By most eyewitness accounts, Damaris Neyra of Mexico was the first to lay claim to a space in front of the Santa Fe Bandstand in anticipation of the Beirut concert Sunday. She got there before 2 p.m. for the 6:30 p.m. show.
“Beirut is one of my favorite bands,” she said, proudly displaying a Beirut T-shirt she brought for the occasion. “Their music always makes me happy, euphoric. I like the feeling that they give me.”
She wasn’t alone. By 4 p.m., about 200 people had gathered on the Plaza in advance of the free concert, and dozens more lined the nearby streets and second-story outdoor balconies of various eating establishments. By 6:30 p.m., it seemed 10 times that number were on hand to hear the band.
Some 3,700 people had responded on Facebook that they intended to attend the concert, according to promoter Jamie Lenfestey. One police officer on the scene estimated the crowd was at least 3,000 strong.
Much of the draw was because Beirut’s founder and lead musician is Santa Fean Zach Condon, a local boy who made good after dropping out of Santa Fe High School to pursue his dream of becoming a professional musician.
The band’s first album, 2005’s Gulag Orkestar, was recorded in Albuquerque. The band just released its fourth album — its first in several years — titled No, No, No.
Condon has cited foreign influences behind his music, from French chansons to Balkan brass, and the band’s catchy global beat has attracted fans from around the world. It’s music that’s hard to not dance to, although there really wasn’t much room on the Plaza to do more than sway from side to side.
Sunday’s crowd ranged in age from babies in strollers to senior citizens, with a number of dogs thrown into the mix.
In a 2011 interview with The New Mexican, Condon said he spent his teen years hanging out at skate parks and making bedroom recordings of songs he wrote because he suffered from insomnia: “I had so much time to kill, and especially so much alone time. That kind of isolation coupled with insomnia fit quite nicely with writing a tune every night.”
The band is now headquartered in New York, and Santa Fe appearances are rare. The most recent ones were at Warehouse 21 and the Santa Fe Community Convention Center.
In Sunday’s crowd were many longtime fans of Beirut, including Sarah Rivali of Albuquerque. “Their music is the soundtrack to my early adulthood,” she said.
Hayden Rector of Santa Fe played in school bands with Condon at both Capshaw Middle School and Santa Fe High. He recalled Condon as a teen who “had an incredible amount of talent … from early on.”
“He’s one of Santa Fe’s native sons returning to do us a service,” Rector said.

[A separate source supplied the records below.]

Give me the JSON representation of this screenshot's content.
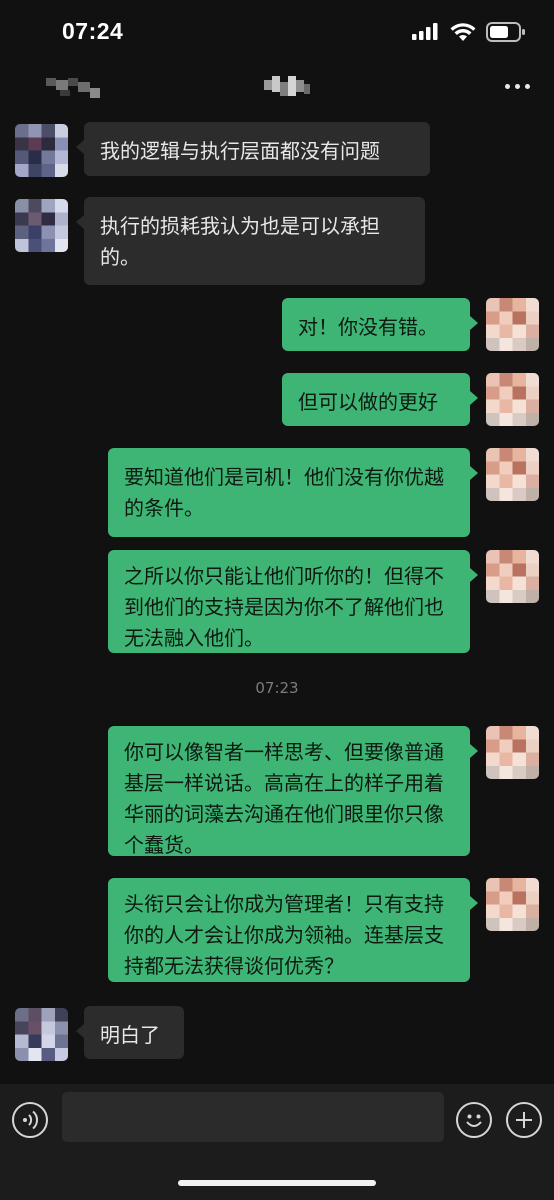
{
  "status_bar": {
    "time": "07:24",
    "icons": [
      "signal-icon",
      "wifi-icon",
      "battery-icon"
    ]
  },
  "nav": {
    "more_icon": "more-icon"
  },
  "messages": [
    {
      "side": "in",
      "text": "我的逻辑与执行层面都没有问题"
    },
    {
      "side": "in",
      "text": "执行的损耗我认为也是可以承担的。"
    },
    {
      "side": "out",
      "text": "对！你没有错。"
    },
    {
      "side": "out",
      "text": "但可以做的更好"
    },
    {
      "side": "out",
      "text": "要知道他们是司机！他们没有你优越的条件。"
    },
    {
      "side": "out",
      "text": "之所以你只能让他们听你的！但得不到他们的支持是因为你不了解他们也无法融入他们。"
    },
    {
      "side": "out",
      "text": "你可以像智者一样思考、但要像普通基层一样说话。高高在上的样子用着华丽的词藻去沟通在他们眼里你只像个蠢货。"
    },
    {
      "side": "out",
      "text": "头衔只会让你成为管理者！只有支持你的人才会让你成为领袖。连基层支持都无法获得谈何优秀？"
    },
    {
      "side": "in",
      "text": "明白了"
    }
  ],
  "timestamp": "07:23",
  "input_bar": {
    "placeholder": "",
    "voice_icon": "voice-icon",
    "emoji_icon": "emoji-icon",
    "plus_icon": "plus-icon"
  },
  "colors": {
    "background": "#111111",
    "incoming_bubble": "#2c2c2c",
    "outgoing_bubble": "#3eb575",
    "timestamp": "#7d7d7d"
  }
}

Others in the crowd were unfamiliar with Beirut’s sound but still wanted to enjoy an outdoor event on the Plaza before fall weather puts them on ice.
Dennis Cicak, 66, of Santa Fe, who sat in a lawn chair on the Plaza, said he had never heard Beirut before Sunday night.
“I’m here because this band is reputed to have had a meteoric rise,” he said. “I never heard the leader play, but if he wants to come give a free concert, who am I to not attend? I’m an old rock ’n’ roll fan.”
Other fans came from Mexico, El Paso, Colorado and Seattle, based on a random survey of the crowd.
Managers at nearby establishments — The Plaza Cafe, Draft Station and Thunderbird Bar & Grill — said the concert was helping business. All three had full houses by 5 p.m., with many patrons gathering on the upstairs balconies of The Draft Station and the Thunderbird to enjoy the music.
Beirut played some of its best-known songs, including “Postcards From Italy,” “No, No, No,” and one that got the crowd screaming in delight — “Santa Fe.”
“This one’s for you, of course,” Condon told the assembly before the band played the tune.
Captain Jerome Sanchez of the Santa Fe Police Department said there were no incidents to report from the concert, which lasted about 90 minutes.